Sentirse elegido es la prueba de fuego del fanatismo, dijo Spinoza en el siglo XVII. Por su parte, hace mucho tiempo que Weber dijo que el capitalismo tiene raíces religiosas y no es tan extraño que el capitalismo se comporte a imagen y semejanza del Dios que lo inspiró. Cuando los críticos le apretaron, Weber dijo que el capitalismo era un hecho sobrevenido. No había sido querido ni por los que lo crearon, que no sabían lo que hacían. En realidad, dijo más: el capitalismo no tiene su raíz en la vida económica. La vida económica se atiende mejor desde el naturalismo de los campesinos. Cuando tienen lo suficiente, se entregan al ocio, a las conversaciones, a los chismorreos o a la contemplación del tiempo. Lo que llevó al capitalismo fue, dice Weber, un motivo metafísico, una especie de delirio activo, un fanatismo de la acción incansable, fruto de una inseguridad teológica incomprobable. Esos tipos humanos han impuesto su lógica por doquier. ¿Quién querría ser como ellos a poco que tenga alternativa?
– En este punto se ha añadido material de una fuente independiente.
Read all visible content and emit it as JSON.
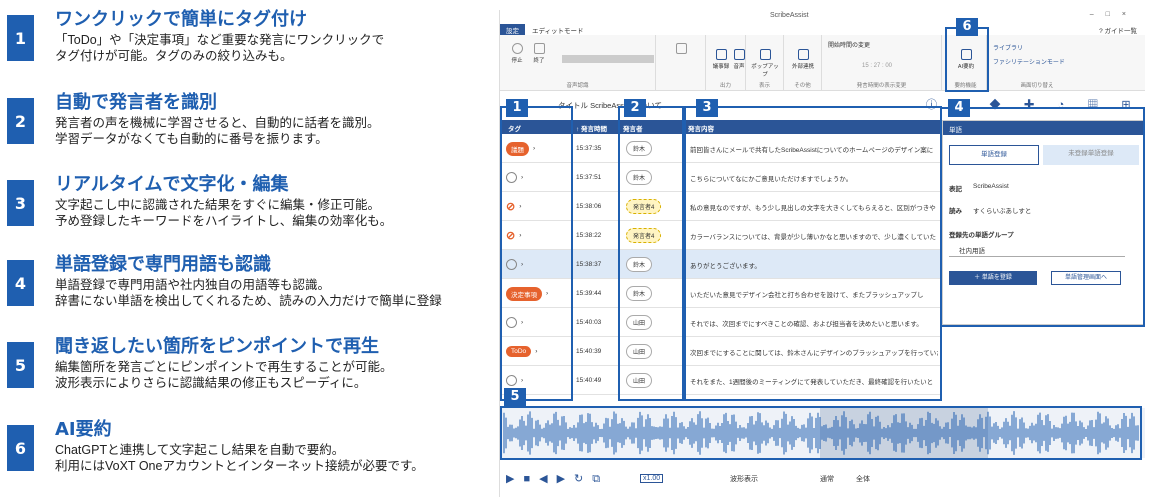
{
  "features": [
    {
      "num": "1",
      "title": "ワンクリックで簡単にタグ付け",
      "desc": "「ToDo」や「決定事項」など重要な発言にワンクリックで\nタグ付けが可能。タグのみの絞り込みも。"
    },
    {
      "num": "2",
      "title": "自動で発言者を識別",
      "desc": "発言者の声を機械に学習させると、自動的に話者を識別。\n学習データがなくても自動的に番号を振ります。"
    },
    {
      "num": "3",
      "title": "リアルタイムで文字化・編集",
      "desc": "文字起こし中に認識された結果をすぐに編集・修正可能。\n予め登録したキーワードをハイライトし、編集の効率化も。"
    },
    {
      "num": "4",
      "title": "単語登録で専門用語も認識",
      "desc": "単語登録で専門用語や社内独自の用語等も認識。\n辞書にない単語を検出してくれるため、読みの入力だけで簡単に登録"
    },
    {
      "num": "5",
      "title": "聞き返したい箇所をピンポイントで再生",
      "desc": "編集箇所を発言ごとにピンポイントで再生することが可能。\n波形表示によりさらに認識結果の修正もスピーディに。"
    },
    {
      "num": "6",
      "title": "AI要約",
      "desc": "ChatGPTと連携して文字起こし結果を自動で要約。\n利用にはVoXT Oneアカウントとインターネット接続が必要です。"
    }
  ],
  "app": {
    "title": "ScribeAssist",
    "tabs": [
      "設定",
      "エディットモード"
    ],
    "help": "ガイド一覧",
    "ribbon": {
      "groups": [
        {
          "cap": "音声認識",
          "items": [
            "停止",
            "終了"
          ]
        },
        {
          "cap": "出力",
          "items": [
            "議事録",
            "音声"
          ]
        },
        {
          "cap": "表示",
          "items": [
            "ポップアップ"
          ]
        },
        {
          "cap": "その他",
          "items": [
            "外部連携"
          ]
        },
        {
          "cap": "発言時間の表示変更",
          "items": [
            "開始時間の変更"
          ]
        },
        {
          "cap": "要約機能",
          "items": [
            "AI要約"
          ]
        },
        {
          "cap": "画面切り替え",
          "items": [
            "ライブラリ",
            "ファシリテーションモード"
          ]
        }
      ],
      "time": "15 : 27 : 00"
    },
    "title_label": "タイトル ScribeAssist ...ついて",
    "headers": [
      "タグ",
      "↑ 発言時間",
      "発言者",
      "発言内容"
    ],
    "rows": [
      {
        "tag": "議題",
        "time": "15:37:35",
        "speaker": "鈴木",
        "text": "前回皆さんにメールで共有したScribeAssistについてのホームページのデザイン案に"
      },
      {
        "tag": "",
        "time": "15:37:51",
        "speaker": "鈴木",
        "text": "こちらについてなにかご意見いただけますでしょうか。"
      },
      {
        "tag": "check",
        "time": "15:38:06",
        "speaker": "発言者4",
        "text": "私の意見なのですが、もう少し見出しの文字を大きくしてもらえると、区別がつきや"
      },
      {
        "tag": "check",
        "time": "15:38:22",
        "speaker": "発言者4",
        "text": "カラーバランスについては、背景が少し薄いかなと思いますので、少し濃くしていた"
      },
      {
        "tag": "",
        "time": "15:38:37",
        "speaker": "鈴木",
        "text": "ありがとうございます。"
      },
      {
        "tag": "決定事項",
        "time": "15:39:44",
        "speaker": "鈴木",
        "text": "いただいた意見でデザイン会社と打ち合わせを設けて、またブラッシュアップし"
      },
      {
        "tag": "",
        "time": "15:40:03",
        "speaker": "山田",
        "text": "それでは、次回までにすべきことの確認、および担当者を決めたいと思います。"
      },
      {
        "tag": "ToDo",
        "time": "15:40:39",
        "speaker": "山田",
        "text": "次回までにすることに関しては、鈴木さんにデザインのブラッシュアップを行っていただ"
      },
      {
        "tag": "",
        "time": "15:40:49",
        "speaker": "山田",
        "text": "それをまた、1週間後のミーティングにて発表していただき、最終確認を行いたいと"
      }
    ],
    "side": {
      "title": "単語",
      "tab1": "単語登録",
      "tab2": "未登録単語登録",
      "label_notation": "表記",
      "notation": "ScribeAssist",
      "label_reading": "読み",
      "reading": "すくらいぶあしすと",
      "group_label": "登録先の単語グループ",
      "group": "社内用語",
      "btn_register": "＋ 単語を登録",
      "btn_manage": "単語管理画面へ"
    },
    "controls": {
      "speed": "x1.00",
      "wave": "波形表示",
      "opt1": "通常",
      "opt2": "全体"
    }
  },
  "colors": {
    "accent": "#1f5fb0",
    "tag": "#e6622d"
  }
}
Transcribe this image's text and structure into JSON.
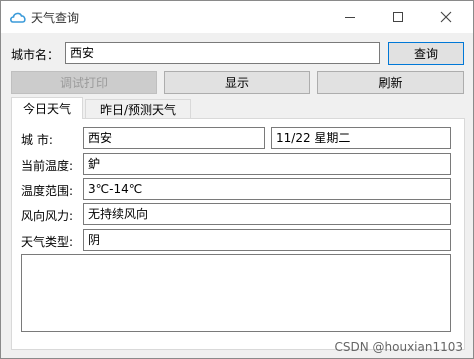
{
  "window": {
    "title": "天气查询",
    "minimize_icon": "minimize-icon",
    "maximize_icon": "maximize-icon",
    "close_icon": "close-icon"
  },
  "search": {
    "city_label": "城市名：",
    "city_value": "西安",
    "query_button": "查询"
  },
  "toolbar": {
    "debug_print": "调试打印",
    "show": "显示",
    "refresh": "刷新"
  },
  "tabs": [
    {
      "label": "今日天气",
      "active": true
    },
    {
      "label": "昨日/预测天气",
      "active": false
    }
  ],
  "today": {
    "city_label": "城      市:",
    "city_value": "西安",
    "date_value": "11/22   星期二",
    "current_temp_label": "当前温度:",
    "current_temp_value": "鈩",
    "temp_range_label": "温度范围:",
    "temp_range_value": "3℃-14℃",
    "wind_label": "风向风力:",
    "wind_value": "无持续风向",
    "type_label": "天气类型:",
    "type_value": "阴",
    "notes_value": ""
  },
  "watermark": "CSDN @houxian1103"
}
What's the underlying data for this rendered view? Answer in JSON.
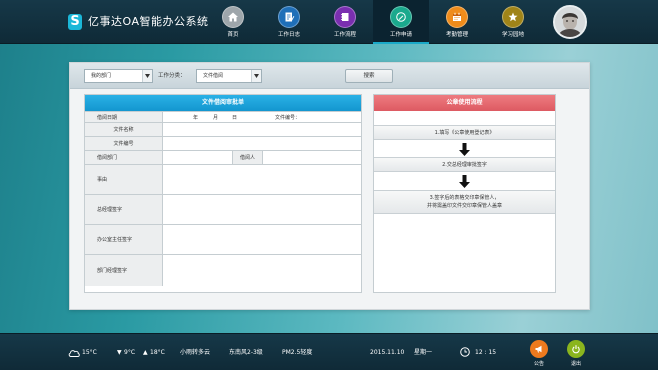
{
  "app": {
    "logo_letter": "S",
    "title": "亿事达OA智能办公系统"
  },
  "nav": [
    {
      "label": "首页",
      "icon": "home-icon",
      "color": "#9ea6ab"
    },
    {
      "label": "工作日志",
      "icon": "document-edit-icon",
      "color": "#1f6fb8"
    },
    {
      "label": "工作流程",
      "icon": "notebook-icon",
      "color": "#7a2fb0"
    },
    {
      "label": "工作申请",
      "icon": "pen-circle-icon",
      "color": "#1aa98d",
      "active": true
    },
    {
      "label": "考勤管理",
      "icon": "calendar-icon",
      "color": "#ef8c1b"
    },
    {
      "label": "学习园地",
      "icon": "star-icon",
      "color": "#a08418"
    }
  ],
  "filters": {
    "department": "我的部门",
    "category_label": "工作分类：",
    "category": "文件借阅",
    "search_label": "搜索"
  },
  "form": {
    "title": "文件借阅审批单",
    "borrow_date_label": "借阅日期",
    "date_year": "年",
    "date_month": "月",
    "date_day": "日",
    "doc_no_label": "文件编号：",
    "file_name_label": "文件名称",
    "file_no_label": "文件编号",
    "borrow_dept_label": "借阅部门",
    "borrower_label": "借阅人",
    "reason_label": "事由",
    "gm_sign_label": "总经理签字",
    "office_sign_label": "办公室主任签字",
    "dept_mgr_sign_label": "部门经理签字"
  },
  "flow": {
    "title": "公章使用流程",
    "steps": [
      "1.填写《公章使用登记表》",
      "2.交总经理审批签字",
      "3.签字后的表格交印章保管人，",
      "并将需盖印文件交印章保管人盖章"
    ]
  },
  "status": {
    "weather_temp": "15°C",
    "temp_low": "9°C",
    "temp_high": "18°C",
    "condition": "小雨转多云",
    "wind": "东南风2-3级",
    "air": "PM2.5轻度",
    "date": "2015.11.10",
    "weekday": "星期一",
    "time": "12 : 15"
  },
  "actions": {
    "notice_label": "公告",
    "notice_color": "#ee7a1e",
    "logout_label": "退出",
    "logout_color": "#8ab51e"
  }
}
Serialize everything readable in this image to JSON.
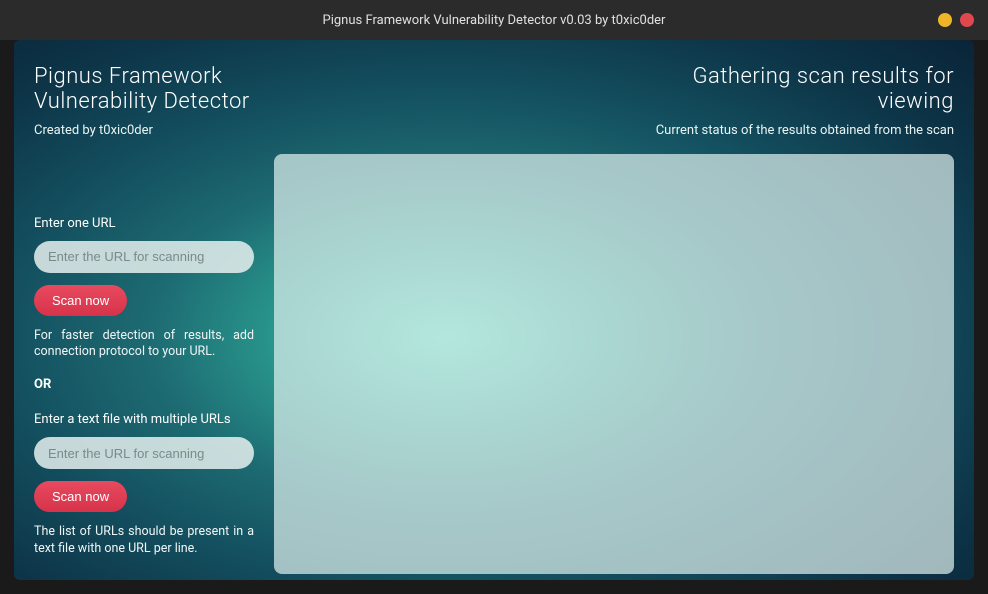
{
  "titlebar": {
    "text": "Pignus Framework Vulnerability Detector v0.03 by t0xic0der"
  },
  "header": {
    "left": {
      "title": "Pignus Framework Vulnerability Detector",
      "subtitle": "Created by t0xic0der"
    },
    "right": {
      "title": "Gathering scan results for viewing",
      "subtitle": "Current status of the results obtained from the scan"
    }
  },
  "sidebar": {
    "single": {
      "label": "Enter one URL",
      "placeholder": "Enter the URL for scanning",
      "button": "Scan now",
      "help": "For faster detection of results, add connection protocol to your URL."
    },
    "divider": "OR",
    "multi": {
      "label": "Enter a text file with multiple URLs",
      "placeholder": "Enter the URL for scanning",
      "button": "Scan now",
      "help": "The list of URLs should be present in a text file with one URL per line."
    }
  }
}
¿Pero la tenemos? Por supuesto. Pero que haya alternativa al capitalismo, y que esa alternativa solo fragüe si uno se toma en serio su anticapitalismo, no quiere decir que se levante sobre el final del capitalismo. Como el cielo de Astérix, no caerá mañana sobre nuestras cabezas. Lo que hace que el capitalismo y la democracia tengan enfrentados sus caminos es la elevación del capitalismo a lógica absoluta. Eso es consecuencia de su debilidad, no de su fortaleza. Como ha mostrado Jens Beckert en un libro reciente, esta elevación a lógica absoluta se logra porque sólo estamos imaginando un futuro mediante los cambios visionarios y fantásticos del capitalismo. Ya lo dije: la inmortalidad. Incluidos los ecologistas que quieran acabar con él, tienen que contar con él. Frente a la lógica capitalista absoluta visionaria, está la reacción de la política absoluta apocalíptica. Es la vieja lucha de potencia monoteístas.
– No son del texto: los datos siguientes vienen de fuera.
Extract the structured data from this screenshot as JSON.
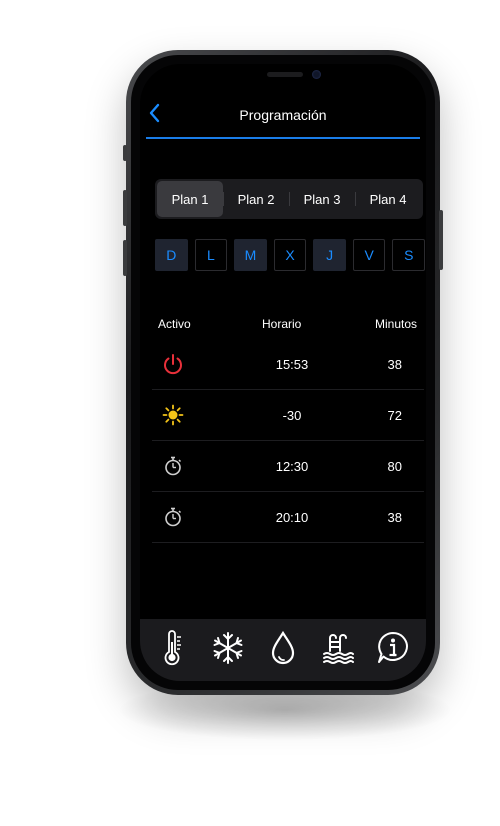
{
  "header": {
    "title": "Programación"
  },
  "plans": [
    "Plan 1",
    "Plan 2",
    "Plan 3",
    "Plan 4"
  ],
  "active_plan_index": 0,
  "days": [
    {
      "label": "D",
      "selected": true
    },
    {
      "label": "L",
      "selected": false
    },
    {
      "label": "M",
      "selected": true
    },
    {
      "label": "X",
      "selected": false
    },
    {
      "label": "J",
      "selected": true
    },
    {
      "label": "V",
      "selected": false
    },
    {
      "label": "S",
      "selected": false
    }
  ],
  "table": {
    "headers": {
      "activo": "Activo",
      "horario": "Horario",
      "minutos": "Minutos"
    },
    "rows": [
      {
        "icon": "power-icon",
        "horario": "15:53",
        "minutos": "38"
      },
      {
        "icon": "sun-icon",
        "horario": "-30",
        "minutos": "72"
      },
      {
        "icon": "timer-icon",
        "horario": "12:30",
        "minutos": "80"
      },
      {
        "icon": "timer-icon",
        "horario": "20:10",
        "minutos": "38"
      }
    ]
  },
  "tabbar": [
    "thermometer-icon",
    "snowflake-icon",
    "water-drop-icon",
    "pool-ladder-icon",
    "info-icon"
  ],
  "colors": {
    "accent": "#1a8cff",
    "power": "#e8303a",
    "sun": "#f5c518",
    "background": "#000000",
    "tabbar": "#1b1b1e"
  }
}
¿Pero qué tal un poquito de politeísmo? Alternativa al capitalismo sería generar espacios en los que su lógica no funcione ni se imponga como determinante. Por ejemplo: la educación. Y defender otros donde su lógica no entre. Por ejemplo, la familia. Y también imaginar futuros que forjen mundos de la vida que no se rijan por su valor. Por ejemplo: la defensa de los paisajes de la Tierra y sus especies vivas. Eso no lo podrá hacer el viejo Estado. Se requieren poderes más fuertes, y sólo ellos podrán hacer política en el viejo sentido. ¿Alguien duda de que, sin el BCE, los buitres financieros no seguirían elevando los intereses de la deuda pública española? No. Se requieren poderes políticos más capaces de coaccionar y Le Pen no tiene ni idea si cree que Francia sola meterá en cintura al capitalismo financiero internacional. Este se frota las manos con esta miopía que, como en el caso de Trump, pondrá el país a sus pies.
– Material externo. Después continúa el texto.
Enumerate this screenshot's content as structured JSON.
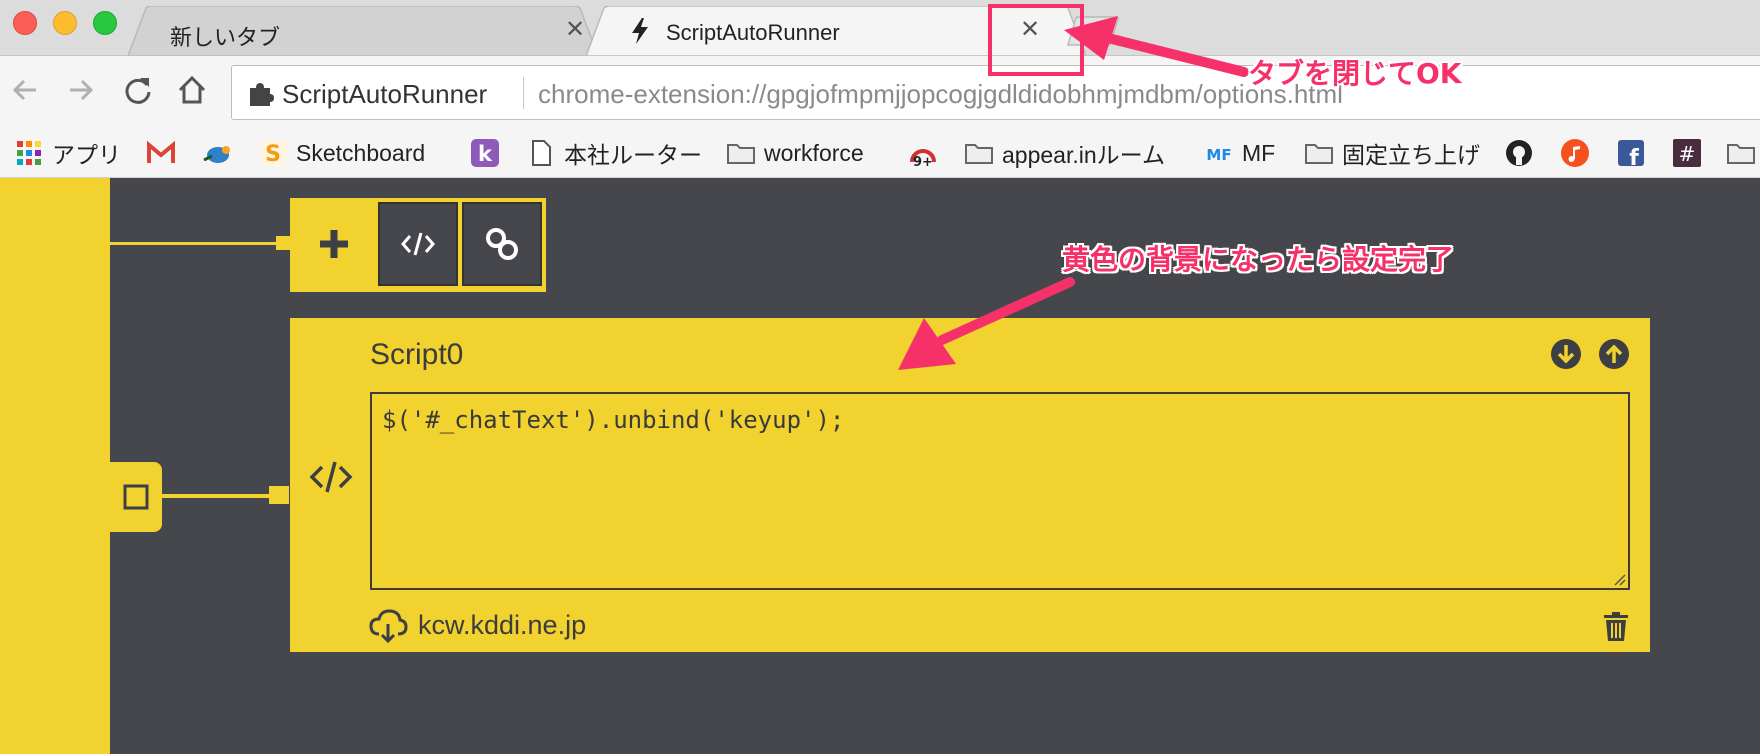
{
  "tabs": [
    {
      "title": "新しいタブ",
      "close_glyph": "✕",
      "active": false
    },
    {
      "title": "ScriptAutoRunner",
      "close_glyph": "✕",
      "active": true,
      "icon": "bolt-icon"
    }
  ],
  "toolbar": {
    "back_icon": "back-arrow-icon",
    "forward_icon": "forward-arrow-icon",
    "reload_icon": "reload-icon",
    "home_icon": "home-icon",
    "extension_name": "ScriptAutoRunner",
    "url": "chrome-extension://gpgjofmpmjjopcogjgdldidobhmjmdbm/options.html"
  },
  "bookmarks": [
    {
      "label": "アプリ",
      "icon": "apps-grid-icon"
    },
    {
      "label": "",
      "icon": "gmail-icon"
    },
    {
      "label": "",
      "icon": "bird-icon"
    },
    {
      "label": "Sketchboard",
      "icon": "sketchboard-icon"
    },
    {
      "label": "",
      "icon": "k-icon"
    },
    {
      "label": "本社ルーター",
      "icon": "page-icon"
    },
    {
      "label": "workforce",
      "icon": "folder-icon"
    },
    {
      "label": "",
      "icon": "nine-plus-icon"
    },
    {
      "label": "appear.inルーム",
      "icon": "folder-icon"
    },
    {
      "label": "MF",
      "icon": "mf-icon"
    },
    {
      "label": "固定立ち上げ",
      "icon": "folder-icon"
    },
    {
      "label": "",
      "icon": "github-icon"
    },
    {
      "label": "",
      "icon": "music-icon"
    },
    {
      "label": "",
      "icon": "facebook-icon"
    },
    {
      "label": "",
      "icon": "hash-icon"
    },
    {
      "label": "",
      "icon": "folder-icon"
    }
  ],
  "app": {
    "add_icon": "plus-icon",
    "code_icon": "code-icon",
    "link_icon": "link-icon",
    "node_icon": "square-icon",
    "script": {
      "name": "Script0",
      "code": "$('#_chatText').unbind('keyup');",
      "host": "kcw.kddi.ne.jp",
      "host_icon": "cloud-download-icon",
      "move_down_icon": "arrow-down-circle-icon",
      "move_up_icon": "arrow-up-circle-icon",
      "delete_icon": "trash-icon"
    }
  },
  "annotations": {
    "close_tab": "タブを閉じてOK",
    "yellow_done": "黄色の背景になったら設定完了"
  },
  "colors": {
    "accent_yellow": "#f2d22e",
    "page_dark": "#45474d",
    "annotation_pink": "#f6316a"
  }
}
Un poder político para plantar cara al gran capitalismo será de gran espacio o no será. Hasta ahora, la socialdemocracia europea hizo algo muy diferente. Vendió la representación de la ciudadanía muy barato a los intereses del gran capitalismo, y jamás nos dio la impresión de repartir sino las migajas. Eso es lo que ha hecho al PSOE irreconocible. Fue cobarde, tímido y mantuvo todo lo que pudo el estatus quo que el gran capital había dictado como propio y favorable. Ahora vemos a los viejos actores socialdemócratas representar sus intereses sin avergonzarse. La cosa es sencilla. Con Europa, y no fuera de Europa, es más fácil sellar un pacto con la ciudadanía española que recuperaría la dignidad de la política, y que haría efectivo un anticapitalismo relativo: reclamar que las rentas de capital coticen al nivel de las rentas salariales y que ambas sean de niveles europeos. Si alguien tiene las agallas de defender esto con fuerza ante el electorado, empezaremos a creer en algo. Lo demás son cuentos chinos.